Durrell may have had a civil rights action that he could have pursued against
the individuals who allegedly violated his rights under the IAD, as Cuyler v. Adams,
449 U.S. 433, 449–50 (1981), explains:
The remedial purpose of the Agreement supports an
interpretation that gives prisoners the right to a judicial hearing
in which they can bring a limited challenge to the receiving
State’s custody request. In light of the purpose of the Detainer
Agreement, as reflected in the structure of the Agreement, its
language, and its legislative history, we conclude as a matter of
federal law that prisoners transferred pursuant to the provisions
of the Agreement are not required to forfeit any pre-existing
rights they may have under state or federal law to challenge
their transfer to the receiving State. Respondent Adams has
therefore stated a claim for relief under 42 U.S.C. § 1983 for the
asserted violation by state officials of the terms of the Detainer
See also Harden v.

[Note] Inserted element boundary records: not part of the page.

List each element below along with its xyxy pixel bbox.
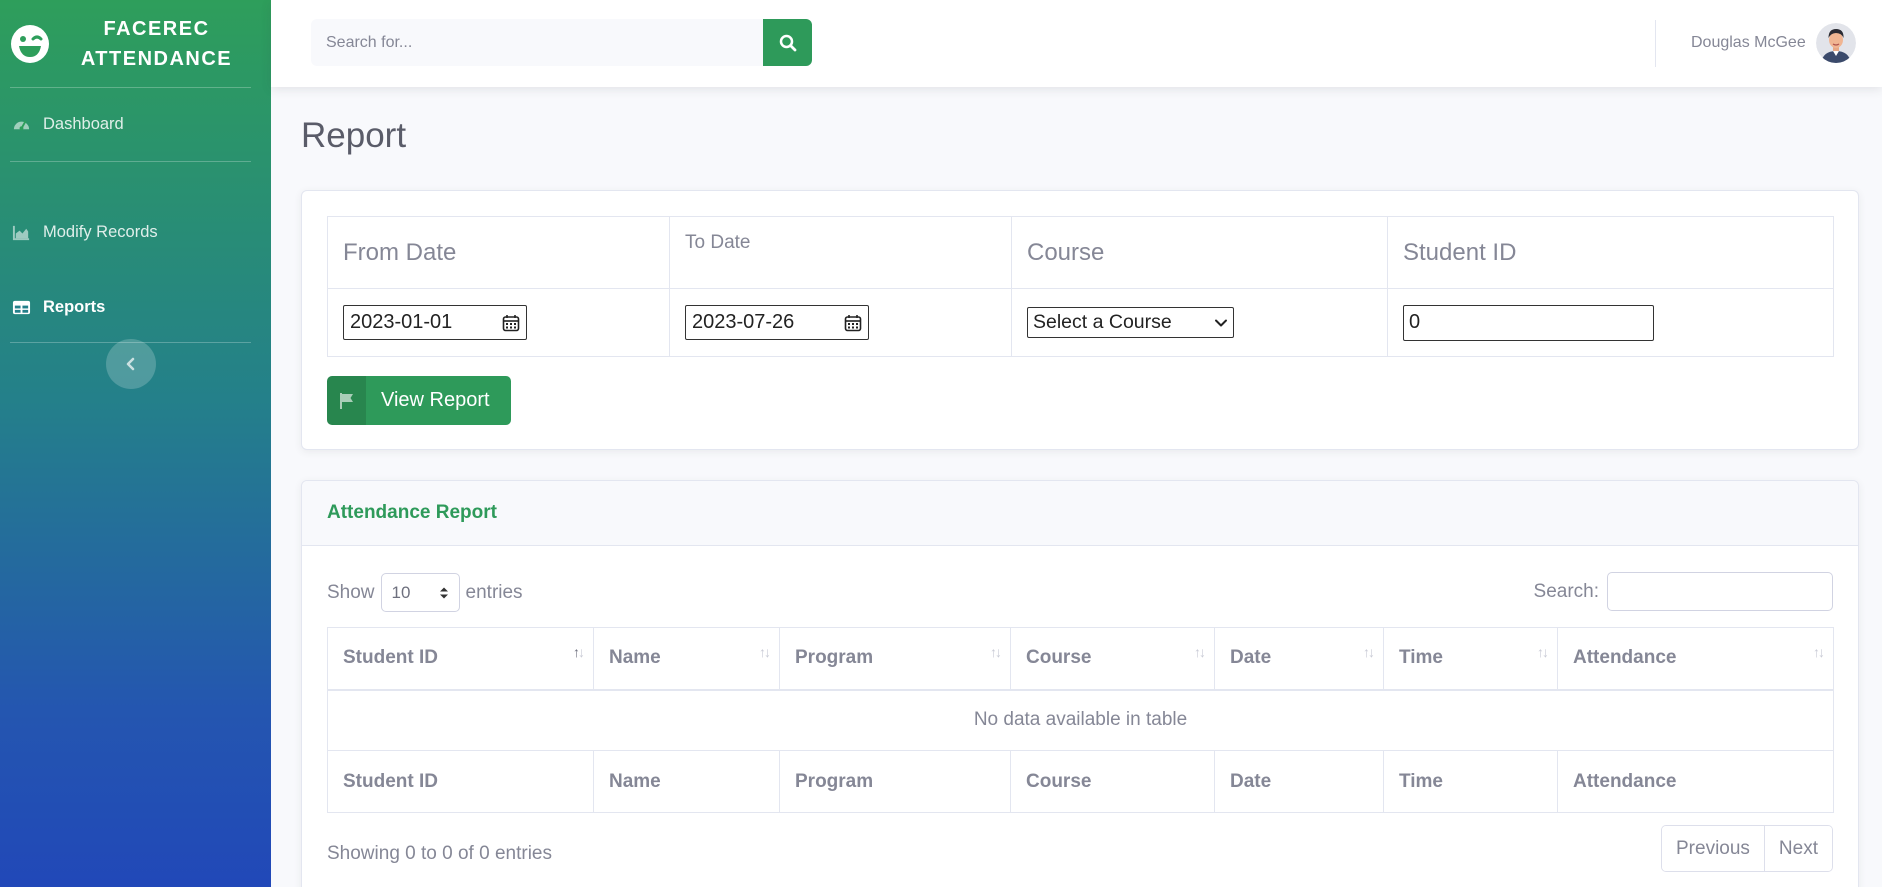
sort-icon: ↑↓ xyxy=(1537,644,1549,660)
view-report-label: View Report xyxy=(381,389,490,411)
sort-updown-icon xyxy=(439,587,448,598)
view-report-button[interactable]: View Report xyxy=(327,376,511,425)
sidebar-item-modify-records[interactable]: Modify Records xyxy=(0,162,271,272)
course-select[interactable]: Select a Course xyxy=(1027,307,1234,338)
attendance-table: Student ID ↑↓ Name ↑↓ Program ↑↓ Course … xyxy=(327,627,1834,813)
from-date-header: From Date xyxy=(327,216,670,289)
previous-page-button[interactable]: Previous xyxy=(1662,826,1764,871)
report-filter-card: From Date To Date Course Student ID 2023… xyxy=(301,190,1859,450)
sort-icon: ↑↓ xyxy=(1813,644,1825,660)
course-header: Course xyxy=(1011,216,1388,289)
flag-icon xyxy=(339,392,353,409)
table-info: Showing 0 to 0 of 0 entries xyxy=(327,843,552,864)
column-footer-student-id: Student ID xyxy=(327,750,594,813)
column-footer-course: Course xyxy=(1010,750,1215,813)
brand[interactable]: FACEREC ATTENDANCE xyxy=(0,0,271,87)
page-title: Report xyxy=(301,116,407,155)
pagination: Previous Next xyxy=(1661,825,1833,872)
entries-select[interactable]: 10 xyxy=(380,573,460,612)
topbar-divider xyxy=(1655,20,1656,67)
entries-length-control: Show 10 entries xyxy=(327,573,523,612)
empty-table-message: No data available in table xyxy=(327,689,1834,751)
to-date-input[interactable]: 2023-07-26 xyxy=(685,305,869,340)
to-date-header: To Date xyxy=(669,216,1012,289)
card-title: Attendance Report xyxy=(302,481,1858,546)
table-search: Search: xyxy=(1534,572,1833,611)
column-footer-program: Program xyxy=(779,750,1011,813)
search-icon xyxy=(779,34,796,51)
from-date-input[interactable]: 2023-01-01 xyxy=(343,305,527,340)
sort-icon: ↑↓ xyxy=(990,644,1002,660)
topbar: Douglas McGee xyxy=(271,0,1882,87)
topbar-search xyxy=(311,19,812,66)
filter-table: From Date To Date Course Student ID 2023… xyxy=(327,216,1834,357)
gauge-icon xyxy=(13,120,30,131)
next-page-button[interactable]: Next xyxy=(1763,826,1832,871)
column-header-time[interactable]: Time ↑↓ xyxy=(1383,627,1558,691)
column-header-name[interactable]: Name ↑↓ xyxy=(593,627,780,691)
calendar-icon[interactable] xyxy=(502,314,520,332)
brand-name: FACEREC ATTENDANCE xyxy=(80,17,233,70)
column-header-student-id[interactable]: Student ID ↑↓ xyxy=(327,627,594,691)
column-header-attendance[interactable]: Attendance ↑↓ xyxy=(1557,627,1834,691)
entries-select-value: 10 xyxy=(391,582,411,602)
sidebar-item-label: Modify Records xyxy=(43,222,158,241)
user-menu[interactable]: Douglas McGee xyxy=(1691,23,1856,63)
area-chart-icon xyxy=(12,225,30,240)
sidebar: FACEREC ATTENDANCE Dashboard Modify Reco… xyxy=(0,0,271,887)
sidebar-item-dashboard[interactable]: Dashboard xyxy=(0,88,271,161)
column-footer-date: Date xyxy=(1214,750,1384,813)
sort-icon: ↑↓ xyxy=(759,644,771,660)
from-date-value: 2023-01-01 xyxy=(350,311,453,333)
show-label: Show xyxy=(327,581,375,603)
calendar-icon[interactable] xyxy=(844,314,862,332)
avatar xyxy=(1815,23,1856,63)
sidebar-item-label: Dashboard xyxy=(43,115,124,133)
laugh-wink-icon xyxy=(11,24,49,63)
student-id-header: Student ID xyxy=(1387,216,1834,289)
student-id-value: 0 xyxy=(1409,311,1421,333)
column-footer-name: Name xyxy=(593,750,780,813)
search-button[interactable] xyxy=(763,19,812,66)
attendance-report-card: Attendance Report Show 10 entries Search… xyxy=(301,480,1859,887)
sort-icon: ↑↓ xyxy=(1194,644,1206,660)
sort-icon: ↑↓ xyxy=(1363,644,1375,660)
column-footer-attendance: Attendance xyxy=(1557,750,1834,813)
sidebar-item-reports[interactable]: Reports xyxy=(0,272,271,342)
column-header-program[interactable]: Program ↑↓ xyxy=(779,627,1011,691)
chevron-down-icon xyxy=(1215,319,1227,326)
table-icon xyxy=(12,300,31,314)
sidebar-item-label: Reports xyxy=(43,297,106,316)
column-footer-time: Time xyxy=(1383,750,1558,813)
search-input[interactable] xyxy=(311,19,763,66)
course-selected-value: Select a Course xyxy=(1033,311,1172,333)
entries-label: entries xyxy=(465,581,523,603)
column-header-course[interactable]: Course ↑↓ xyxy=(1010,627,1215,691)
column-header-date[interactable]: Date ↑↓ xyxy=(1214,627,1384,691)
student-id-input[interactable]: 0 xyxy=(1403,304,1654,341)
sort-icon: ↑↓ xyxy=(573,644,585,660)
to-date-value: 2023-07-26 xyxy=(692,311,795,333)
user-name: Douglas McGee xyxy=(1691,34,1806,51)
table-search-label: Search: xyxy=(1533,580,1599,602)
sidebar-toggle-button[interactable] xyxy=(106,339,156,389)
table-search-input[interactable] xyxy=(1607,572,1833,611)
chevron-left-icon xyxy=(126,357,135,371)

Pataki, 320 F.3d 1289, 1293–94 (11th Cir. 2003) (“Thus, we find
that, in the absence of any bar imposed by Heck, Harden properly stated a § 1983
damages claim for failure to comply with both federal and state extradition laws.”).
A civil rights action, however, was subject to Florida’s four-year statute of limitation.
The alleged violation under the IAD occurred decades ago.
Accordingly, Durrell’s letter (Doc. 5), construed as a request to reconsider the
earlier order (Doc. 3), is DENIED. This action remains closed
ORDERED in Tampa, Florida, on April 11, 2018.